Прежде всего необходимо подчеркнуть, что каждый из этих трех ученых выдвинул свою теорию в ответ на некую превалирующую в их дисциплинах практику, которую он находил по той или иной причине неудовлетворительной. Так, Шкловский в своих публикациях 1914–1917 годов (а я буду в основном обсуждать именно их) часто полемизирует ad hominem с филологами и поэтами предшествующих поколений – с Потебней, Веселовским и учеными-символистами вроде Андрея Белого или Вячеслава Иванова. Искусство, возражает Шкловский Потебне, – это не всегда «мышление образами», а поэтический стиль – это вовсе не средство экономии творческих сил, как считал вслед за Спенсером Веселовский [Шкловский, 1990: 60, 62]. С такой же решительностью Шкловский отвергает либеральную вкусовую эклектику символистов, не замечающих, что «искусства разных веков противоречивы и взаимно отрицают друг друга». «Примирение и одновременное сожитие всех художественных эпох в душе пассеиста, – ораторствует молодой футурист, – вполне похоже на кладбище, где мертвые уже не враждуют» [Там же: 42].

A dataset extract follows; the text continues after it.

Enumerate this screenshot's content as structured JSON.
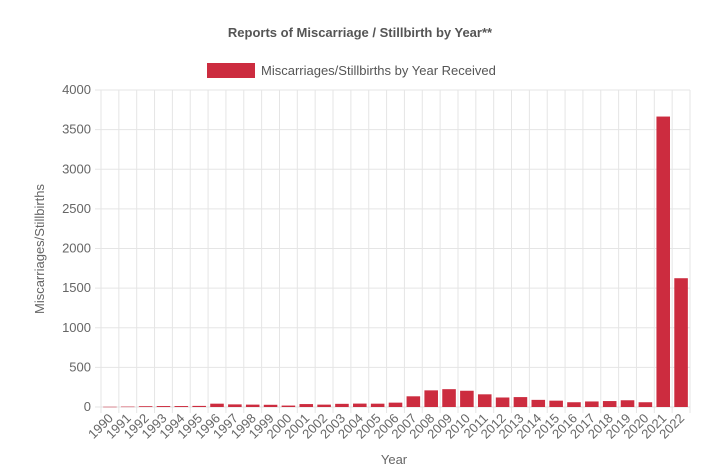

Чтобы восстановить истинное положение дел, Шкловский обращается к дизъюнктивной логике (и это еще одна важная черта, объединяющая всех теоретиков, чьи труды я сделал предметом рассмотрения). Искусство строго отграничивается от не-искусства – tertium non datur. Но молодой формалист всегда оставался художником едва ли не в большей степени, чем исследователем, и строгая систематизация никогда не была его сильной стороной. Даже беглый взгляд на дореволюционные статьи Шкловского выявляет несколько бинарных оппозиций, каждая из которых осмысливает антиномию искусства и не-искусства с разных точек зрения: «поэзия vs проза», «ви´дение vs узнавание», «заумный vs обычный язык», «метафора vs метонимия», «восприятие vs автоматизация» [Там же: 37, 40, 45, 61, 63] – список может быть продолжен. Вторые элементы этих пар объединены специфическим модусом восприятия окружающих явлений. Отупев от их механического повторения, мы воспринимаем их поверхностно, как абстрактные алгебраические символы, обреченные на вечную неизменность. Художественное остранение, объединяющее первые элементы указанных антиномий, радикально меняет наше осознание реальности: обыденное становится исключительным. Внезапно мы начинаем видеть вещи другими – освобожденными от привычных ассоциаций, как будто впервые. Для пущей эффектности Шкловский показывает на примере поэтического ритма, что остранение не может быть предсказано, «предугадано», и как таковое не поддается «систематизации» [Там же: 72]. Но чем же движется такое необычное переключение восприятия? Прежде чем ответить на этот вопрос, я позволю себе уделить внимание моему второму персонажу.